El desenlace resulta bien conocido. De una manera un tanto inesperada, un monarca de Macedonia, Filipo, consiguió mantenerse en el poder el tiempo suficiente como para encabezar la renovación administrativa y militar de unas tierras que siempre habían estado en el límite del mundo griego. Siguiendo el ejemplo de los tebanos, sustituyeron las delgadas formaciones de hoplitas por profundas columnas de hombres dotados de largas picas. Esta masa podía penetrar por su propio empuje la antaño invencible línea de guerreros. Filipo dotó a sus hombres de larguísimas lanzas -las sarisas- de manera que pudieran pelear a distancia, haciendo innecesarios los escudos y espadas para un buen número de ellos. El entrenamiento hacía el resto. Ahora ya no era necesario disponer de infantes salidos de las clases medias y capaces de pagar su equipo completo (panoplia). El armamento mucho más ligero de estos hombres podía ser sufragado por el estado (Macedonia era además rica en minas de plata) y bastaba cualquier grupo de desesperados que quisieran luchar voluntariamente. El camino hacia la profesionalización, iniciado varios decenios antes, quedaba así completo.

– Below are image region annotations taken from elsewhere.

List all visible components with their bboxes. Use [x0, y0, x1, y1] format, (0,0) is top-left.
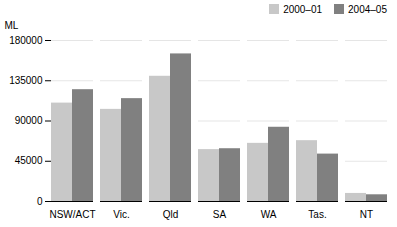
svg-text:ML: ML	[5, 20, 19, 31]
svg-text:NT: NT	[360, 209, 373, 220]
svg-text:Vic.: Vic.	[113, 209, 130, 220]
html-text:2004–05: 2004–05	[348, 3, 387, 15]
svg-text:180000: 180000	[9, 35, 43, 46]
svg-text:SA: SA	[213, 209, 227, 220]
svg-text:0: 0	[37, 196, 43, 207]
html-text:2000–01: 2000–01	[283, 3, 323, 15]
svg-text:45000: 45000	[15, 155, 43, 166]
svg-text:NSW/ACT: NSW/ACT	[49, 209, 95, 220]
svg-text:Tas.: Tas.	[308, 209, 326, 220]
svg-text:Qld: Qld	[163, 209, 179, 220]
svg-text:WA: WA	[261, 209, 277, 220]
svg-text:135000: 135000	[9, 75, 43, 86]
svg-text:90000: 90000	[15, 115, 43, 126]
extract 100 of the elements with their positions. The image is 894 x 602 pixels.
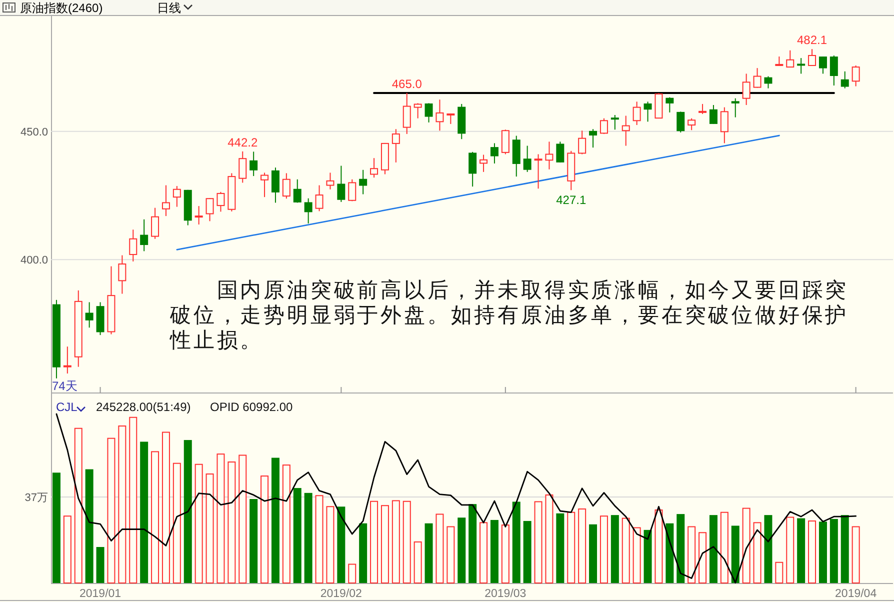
bar	[644, 530, 652, 583]
candlestick	[840, 70, 849, 89]
bar	[304, 492, 312, 583]
candlestick	[260, 172, 269, 198]
candlestick	[731, 98, 740, 118]
candlestick	[359, 169, 368, 195]
candlestick	[129, 229, 138, 262]
chart-subtitle: 日线	[157, 1, 181, 15]
bar	[764, 515, 772, 583]
text: 245228.00(51:49)	[96, 400, 191, 414]
bar	[315, 495, 324, 584]
bar	[162, 432, 170, 584]
candlestick	[786, 50, 794, 68]
bar	[775, 562, 784, 584]
bar	[348, 564, 356, 584]
bar	[468, 504, 477, 583]
bar	[688, 526, 696, 584]
candlestick	[490, 142, 498, 164]
bar	[600, 516, 608, 584]
candlestick	[501, 129, 510, 155]
bar	[753, 522, 762, 584]
candlestick	[304, 198, 312, 224]
candlestick	[797, 58, 806, 74]
bar	[556, 513, 564, 583]
y-tick-label: 400.0	[20, 254, 48, 267]
bar	[852, 526, 860, 584]
candlestick	[578, 130, 586, 155]
bar	[797, 518, 806, 583]
candlestick	[753, 68, 762, 88]
bar	[731, 526, 740, 583]
candlestick	[348, 178, 356, 202]
bar	[610, 515, 619, 583]
candlestick	[162, 184, 170, 217]
candlestick	[534, 154, 542, 190]
candlestick	[512, 135, 520, 178]
x-tick-label: 2019/03	[484, 588, 526, 600]
candlestick	[720, 106, 728, 144]
bar	[632, 527, 641, 584]
candlestick	[315, 184, 324, 212]
candlestick	[742, 73, 750, 106]
candlestick	[632, 101, 641, 126]
bar	[458, 518, 466, 583]
chart-title: 原油指数(2460)	[20, 1, 103, 15]
bar	[206, 473, 214, 584]
x-tick-label: 2019/04	[835, 588, 878, 600]
bar	[140, 442, 148, 583]
bar	[326, 506, 334, 584]
annotation: 国内原油突破前高以后，并未取得实质涨幅，如今又要回踩突破位，走势明显弱于外盘。如持有原油多单，要在突破位做好保护性止损。	[169, 278, 849, 352]
bar	[172, 462, 181, 584]
candlestick	[644, 101, 652, 122]
bar	[282, 464, 290, 584]
candlestick	[468, 151, 477, 188]
candlestick	[589, 128, 598, 148]
bar	[52, 472, 60, 583]
candlestick	[194, 206, 203, 226]
bar	[271, 458, 280, 583]
candlestick	[271, 167, 280, 204]
candlestick	[414, 102, 422, 119]
candlestick	[480, 154, 488, 172]
candlestick	[63, 346, 72, 374]
bar	[698, 532, 707, 584]
bar	[402, 500, 411, 584]
candlestick	[852, 64, 860, 87]
candlestick	[545, 141, 554, 170]
bar	[523, 520, 532, 583]
candlestick	[206, 198, 214, 222]
bar	[830, 518, 838, 583]
candlestick	[622, 115, 630, 146]
annotation: 482.1	[797, 33, 828, 48]
bar	[129, 416, 138, 584]
bar	[118, 426, 126, 584]
candlestick	[709, 104, 718, 124]
bar	[786, 516, 794, 584]
bar	[545, 494, 554, 584]
candlestick	[293, 178, 302, 204]
text: CJL	[56, 400, 78, 414]
candlestick	[666, 96, 674, 113]
candlestick	[688, 118, 696, 131]
bar	[370, 500, 378, 584]
bar	[96, 547, 104, 583]
bar	[512, 502, 520, 583]
ref-line-label: 37万	[24, 492, 48, 504]
bar	[260, 476, 269, 584]
bar	[228, 461, 236, 584]
bar	[63, 516, 72, 584]
bar	[446, 526, 455, 584]
candlestick	[424, 102, 433, 123]
candlestick	[238, 150, 247, 184]
bar	[424, 523, 433, 583]
candlestick	[556, 141, 564, 163]
candlestick	[172, 186, 181, 208]
bar	[567, 512, 576, 584]
candlestick	[370, 158, 378, 178]
bar	[74, 428, 82, 584]
bar	[250, 499, 258, 583]
bar	[337, 506, 346, 583]
bar	[380, 505, 389, 584]
candlestick	[610, 114, 619, 130]
candlestick	[818, 56, 827, 74]
bar	[85, 469, 94, 583]
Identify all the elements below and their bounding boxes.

Ya no tenía sentido una organización social basada en los viejos ejércitos donde los aristócratas luchaban a caballo, los campesinos en la infantería y la plebe en la flota, sostén de la polis griega clásica y las ideas democráticas. Este ejército permanente servía a su señor y podía imponerse a cualquier revuelta política. Además, para sostenerlo, cuanto más grandes fueran las unidades estatales, mejor.

Frente a la imagen clásica, que ve en Filipo y su hijo Alejandro los debeladores de la libertad griega, Scott se muestra muchísimo más mesurado en sus juicios, al menos por lo que hace a las consecuencias de su gobierno. Lo cierto es que alguien debía poner fin al permanente estado de guerra interno y proporcionar al mundo helénico una estructuración que fuese más allá de los centenares de polis heredadas de un pasado muy lejano. Isócrates, el gran observador de los acontecimientos históricos del siglo IV venía pidiendo la unidad de los griegos y la lucha contra el secular enemigo persa, como manera de proporcionar una causa común y superar las permanentes querellas. Por eso, él y muchos otros vieron en Filipo un líder, y no sólo el enemigo de la democracia. Es cierto que Demóstenes y un sector de los atenienses clamaron inútilmente contra su hegemonía, pero no lo hicieron sin contradicciones, y no fueron capaces de ofrecer una alternativa que proporcionase las mismas garantías de estabilidad.

Tras ello vendrían las resonantes victorias de Alejandro y la creación de los reinos helenísticos. Una gloria política y militar que no dejó de tener un precio muy alto, algo que Michael Scott olvida señalar. Sometidos a nuevos grandes señores, los griegos conocieron algo más de paz e incluso mayor riqueza, pero perdieron toda la viveza y creatividad que, como civilización, habían tenido en lo que siempre será considerado su época "clásica".